The modules would arrive at the construction site as pre-assembled pieces and would be lifted by crane and fitted into the central concrete core.
This core would be the only part built on site, in a conventional manner.
Everything else would come ready from the factory. This would reduce construction time by up to 30%.
The idea was revolutionary in 2008. Today, pre-fabricated modules are common in civil construction.
But no one has yet combined pre-fabricated modules with independent rotation in a skyscraper.
The estimated cost: US$ 700 million
The estimated investment was approximately US$ 700 million.
Pre-sales of the apartments would begin in the fourth quarter of 2008, with deliveries scheduled for 2010.
The project was announced with great fanfare at architecture conferences worldwide.
Fisher traveled presenting models and animations.
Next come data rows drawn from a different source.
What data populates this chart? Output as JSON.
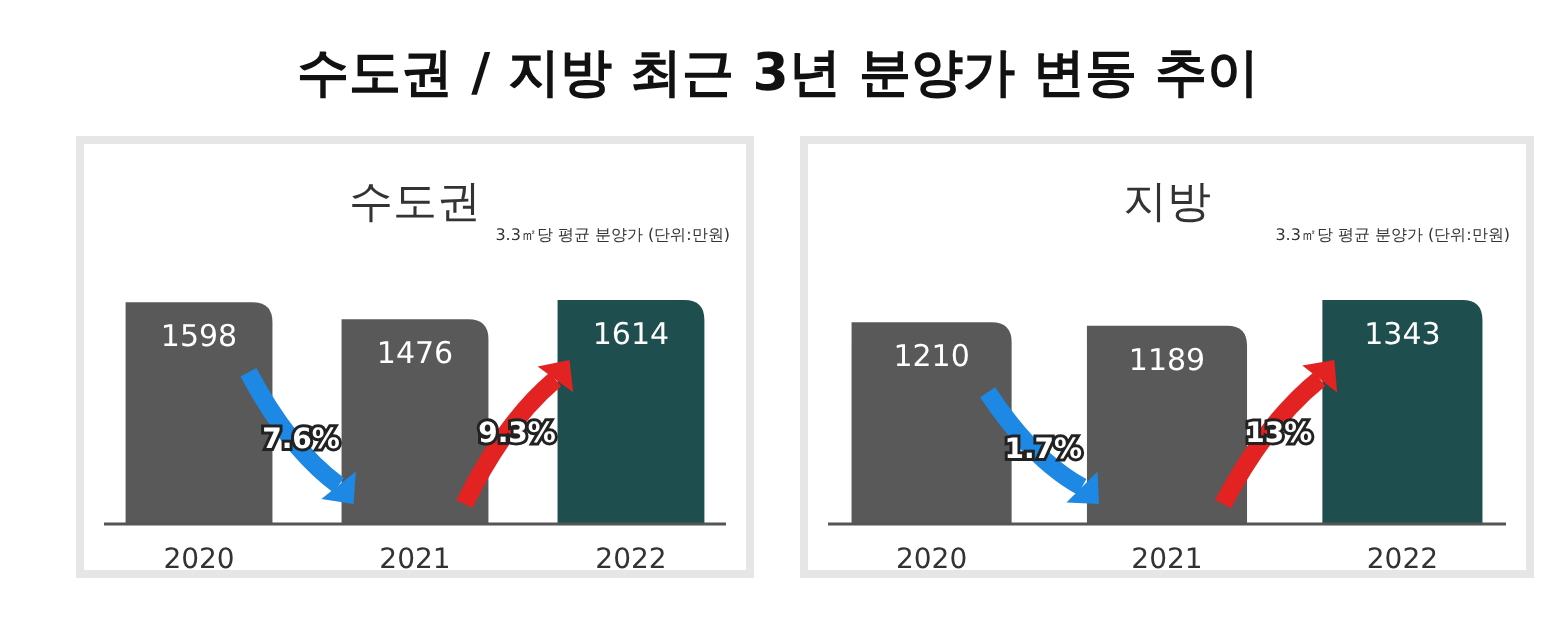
{
  "chart_data": [
    {
      "type": "bar",
      "title": "수도권 / 지방 최근 3년 분양가 변동 추이",
      "subtitle": "수도권",
      "categories": [
        "2020",
        "2021",
        "2022"
      ],
      "values": [
        1598,
        1476,
        1614
      ],
      "colors": [
        "#595959",
        "#595959",
        "#1f4e4f"
      ],
      "data_labels": true,
      "annotations": [
        "3.3㎡당 평균 분양가 (단위:만원)",
        "7.6%",
        "9.3%"
      ]
    },
    {
      "type": "bar",
      "title": "지방",
      "categories": [
        "2020",
        "2021",
        "2022"
      ],
      "values": [
        1210,
        1189,
        1343
      ],
      "colors": [
        "#595959",
        "#595959",
        "#1f4e4f"
      ],
      "data_labels": true,
      "annotations": [
        "3.3㎡당 평균 분양가 (단위:만원)",
        "1.7%",
        "13%"
      ]
    }
  ]
}
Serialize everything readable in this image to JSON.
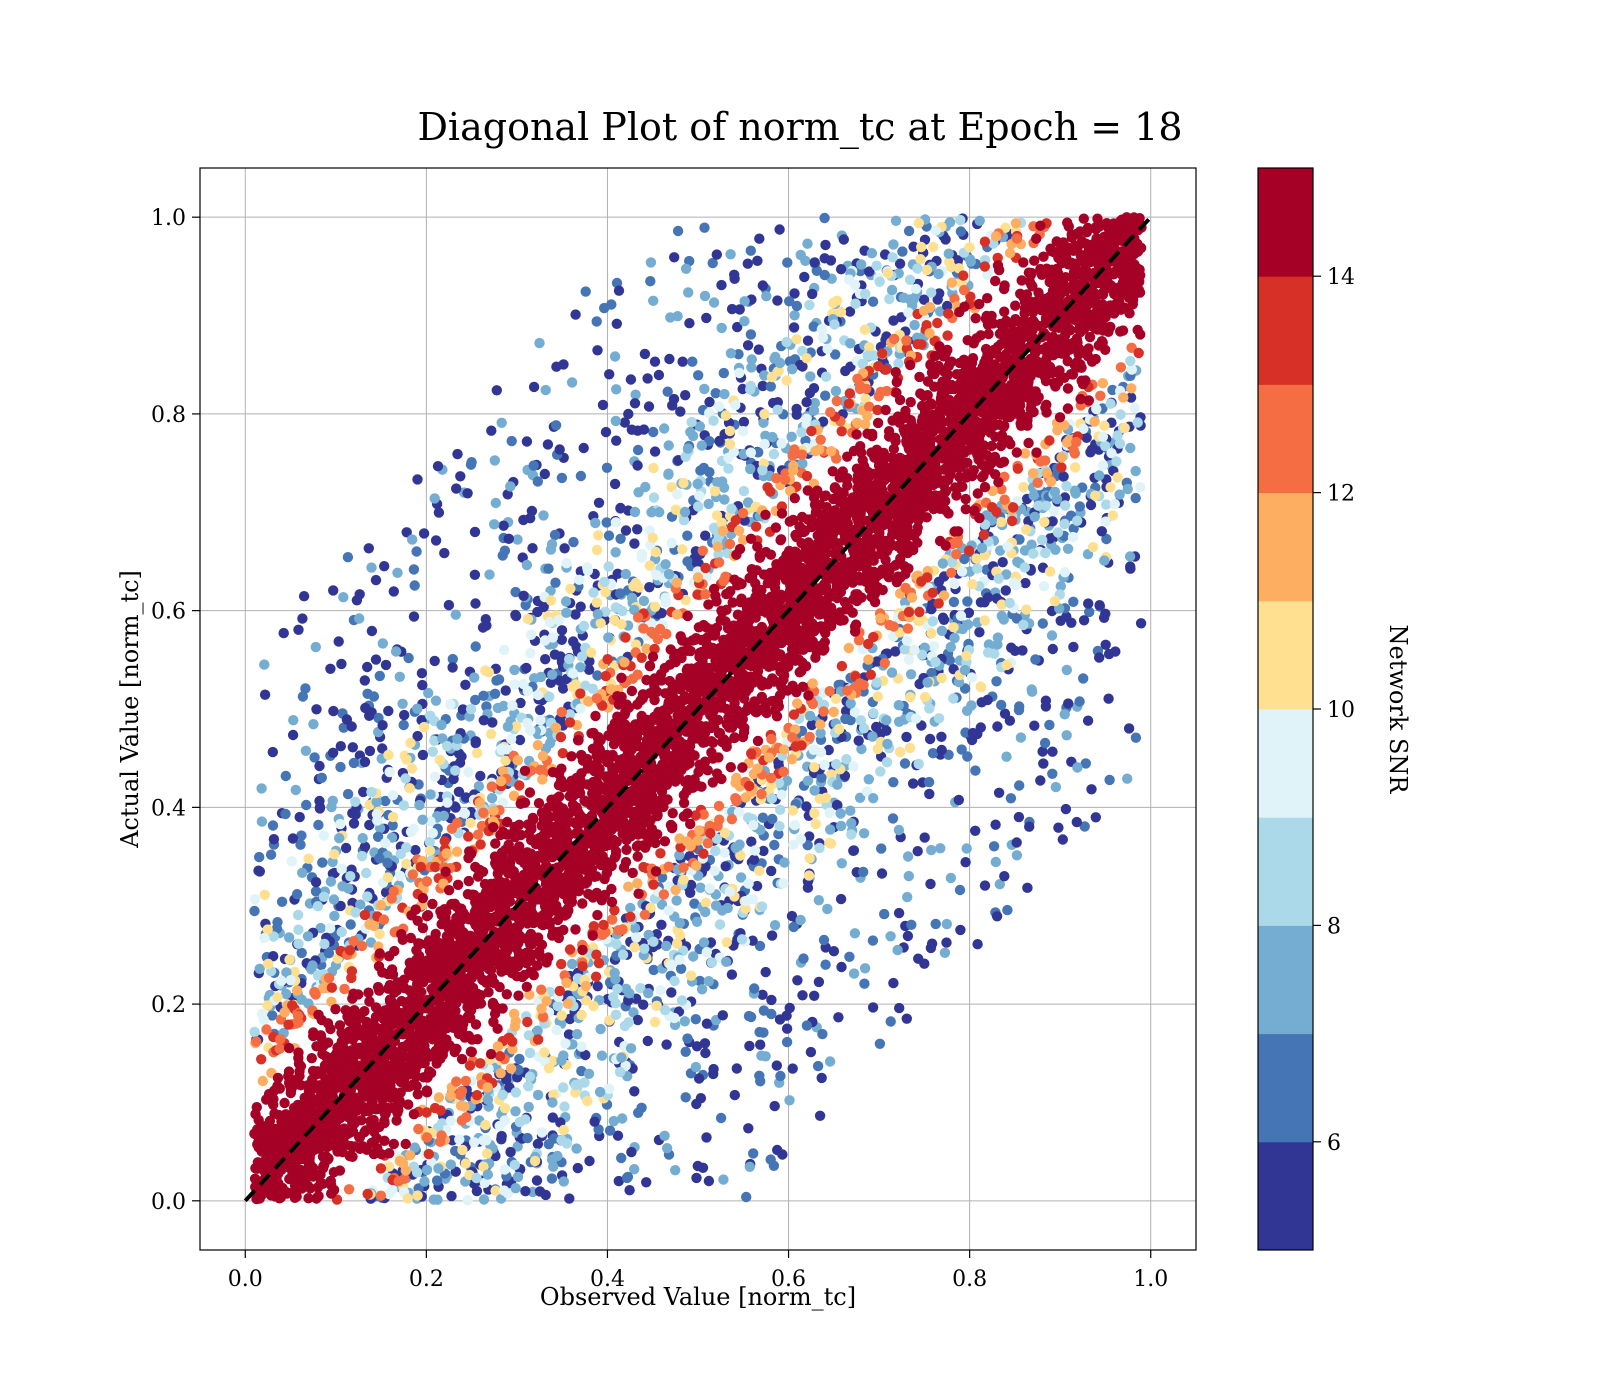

Global media covered it enthusiastically.
Dubai, which at the time was building the artificial islands Palm Jumeirah and the Burj Khalifa, seemed like the perfect place for this ambition.
And then the project stopped
The 2008 financial crisis hit Dubai hard.
The real estate market plummeted. Billion-dollar projects were canceled or frozen.
The Dynamic Tower remained on paper.
Since then, Fisher has mentioned several times that the project would be resumed. In 2010, in 2014, in 2017.
To this day, no foundation has been dug.
The land in Dubai has not been publicly confirmed. No investor has been announced.
What exists are models, animations, and a registered patent.
Why it still matters
Even without being built, the Dynamic Tower changed the conversation about architecture.
The idea of buildings that move and generate energy influenced later projects.
Smaller rotating towers were built in Curitiba, Brazil, and in other cities.
The concept of prefabricated modules that Fisher advocated became mainstream in the construction industry.
And the debate about buildings that generate more energy than they consume is more relevant than ever.
The Dynamic Tower may never be built. But the question it posed, whether a building can be alive, has not yet been answered.